Fig. 1 is an electric circuit diagram showing an example of a micromotor to explain the present invention, Fig. 2 is a sectional view of an insulating mold part of a spark quenching device according to an embodiment of the present invention, Figs. 3 and 4. 2A and 2B are plan views of varistor plates in embodiments of the present invention, respectively. 2... Commutator, 3... Governor, 3a... Metal part, 4-7... Varistor, 8... Varistor plate, 8
a-8d, 9a-9d... electrode, 8e, 9e...
Recessed portion, 10... Insulating mold portion, 10a... Convex portion.

Claims (1)

[Claims for Utility Model Registration] (1) In a micromotor in which a varistor is connected between commutator segments and between governor contacts, each segment of the commutator is connected to a metal part that becomes each terminal of the commutator and governor. , the metal part including the connection part and each segment of the commutator are integrated with an insulating mold part, the board part of the plate-shaped varistor is fitted into this insulating mold part, and the metal part and each segment of the plate-shaped varistor are integrated.

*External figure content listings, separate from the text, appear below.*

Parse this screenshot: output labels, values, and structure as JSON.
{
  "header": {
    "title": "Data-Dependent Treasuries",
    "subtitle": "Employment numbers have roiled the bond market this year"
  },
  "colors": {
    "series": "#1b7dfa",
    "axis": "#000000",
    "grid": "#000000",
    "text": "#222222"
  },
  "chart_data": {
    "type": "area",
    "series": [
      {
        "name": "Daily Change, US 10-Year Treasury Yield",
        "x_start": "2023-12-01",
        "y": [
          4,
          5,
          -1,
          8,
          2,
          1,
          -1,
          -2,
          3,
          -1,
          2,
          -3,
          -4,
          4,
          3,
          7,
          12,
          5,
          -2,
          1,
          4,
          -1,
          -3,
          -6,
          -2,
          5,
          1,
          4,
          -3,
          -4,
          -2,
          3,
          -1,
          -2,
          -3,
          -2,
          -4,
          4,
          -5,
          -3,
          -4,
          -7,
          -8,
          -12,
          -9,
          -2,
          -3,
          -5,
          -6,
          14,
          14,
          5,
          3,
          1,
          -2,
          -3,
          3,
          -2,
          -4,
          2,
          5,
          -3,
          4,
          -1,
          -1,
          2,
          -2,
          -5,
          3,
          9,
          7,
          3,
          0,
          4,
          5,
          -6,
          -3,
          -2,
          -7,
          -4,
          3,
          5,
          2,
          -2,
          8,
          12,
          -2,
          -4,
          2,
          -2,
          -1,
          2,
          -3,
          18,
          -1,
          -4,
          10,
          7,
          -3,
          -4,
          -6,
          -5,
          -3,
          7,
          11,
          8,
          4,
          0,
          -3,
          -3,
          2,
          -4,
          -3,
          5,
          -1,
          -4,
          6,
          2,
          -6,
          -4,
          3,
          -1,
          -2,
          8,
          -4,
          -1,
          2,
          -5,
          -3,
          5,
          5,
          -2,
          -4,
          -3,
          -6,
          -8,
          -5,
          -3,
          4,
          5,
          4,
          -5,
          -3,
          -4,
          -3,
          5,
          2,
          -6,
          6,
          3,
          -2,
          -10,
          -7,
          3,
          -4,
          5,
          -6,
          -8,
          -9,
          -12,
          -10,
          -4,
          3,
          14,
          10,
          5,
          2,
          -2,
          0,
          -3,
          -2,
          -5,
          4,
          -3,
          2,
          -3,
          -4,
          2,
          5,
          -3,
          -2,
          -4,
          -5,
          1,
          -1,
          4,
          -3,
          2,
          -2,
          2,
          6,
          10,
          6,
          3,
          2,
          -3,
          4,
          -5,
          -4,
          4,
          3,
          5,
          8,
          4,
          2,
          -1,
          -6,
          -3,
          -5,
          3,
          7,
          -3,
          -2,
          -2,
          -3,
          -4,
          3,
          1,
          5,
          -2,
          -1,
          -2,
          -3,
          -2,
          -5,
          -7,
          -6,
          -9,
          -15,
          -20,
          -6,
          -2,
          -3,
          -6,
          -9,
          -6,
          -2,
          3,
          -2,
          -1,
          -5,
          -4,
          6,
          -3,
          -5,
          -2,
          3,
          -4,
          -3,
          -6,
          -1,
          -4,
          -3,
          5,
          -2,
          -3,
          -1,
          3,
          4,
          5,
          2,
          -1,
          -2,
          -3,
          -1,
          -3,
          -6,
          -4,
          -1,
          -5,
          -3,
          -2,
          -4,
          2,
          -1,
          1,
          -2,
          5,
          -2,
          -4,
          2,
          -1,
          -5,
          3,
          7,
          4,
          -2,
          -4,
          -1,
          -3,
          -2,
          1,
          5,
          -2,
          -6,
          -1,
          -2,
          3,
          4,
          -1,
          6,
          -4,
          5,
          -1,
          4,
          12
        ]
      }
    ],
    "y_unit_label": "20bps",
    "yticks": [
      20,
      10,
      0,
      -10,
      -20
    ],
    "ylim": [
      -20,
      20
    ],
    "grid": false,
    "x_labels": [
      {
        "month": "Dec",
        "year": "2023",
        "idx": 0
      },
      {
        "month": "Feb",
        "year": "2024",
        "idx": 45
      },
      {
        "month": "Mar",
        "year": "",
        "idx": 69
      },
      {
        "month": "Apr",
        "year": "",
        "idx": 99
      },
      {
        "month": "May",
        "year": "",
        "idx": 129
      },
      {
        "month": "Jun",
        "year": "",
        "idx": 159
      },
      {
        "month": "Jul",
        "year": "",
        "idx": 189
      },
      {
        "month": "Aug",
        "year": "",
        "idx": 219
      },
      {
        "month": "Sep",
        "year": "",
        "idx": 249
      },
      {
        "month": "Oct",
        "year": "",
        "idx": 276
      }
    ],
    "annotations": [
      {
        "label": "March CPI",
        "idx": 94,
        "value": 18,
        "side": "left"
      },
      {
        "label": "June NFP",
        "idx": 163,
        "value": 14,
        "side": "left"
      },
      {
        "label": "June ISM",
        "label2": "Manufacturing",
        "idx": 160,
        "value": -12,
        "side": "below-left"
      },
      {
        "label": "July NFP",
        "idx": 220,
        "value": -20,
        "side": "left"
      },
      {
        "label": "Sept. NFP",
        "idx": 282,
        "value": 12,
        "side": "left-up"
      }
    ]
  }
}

The plate-shaped varistor is fixed to the metal part by electrically connecting the electrodes with solder, and the varistor capacitance between the electrodes of the plate-shaped varistor electrically connected between the terminals of the governor is compared to that between other electrodes. A spark quenching device for a larger micro motor. (2) Provide a positioning convex or concave part in the insulating mold part, and place the positioning concave or convex part that fits into the positioning convex part or concave part of the insulating mold part so that the electrode is located on the metal part of the plate-shaped varistor. A spark quenching device for a micromotor according to claim 1, which is provided on a substrate portion.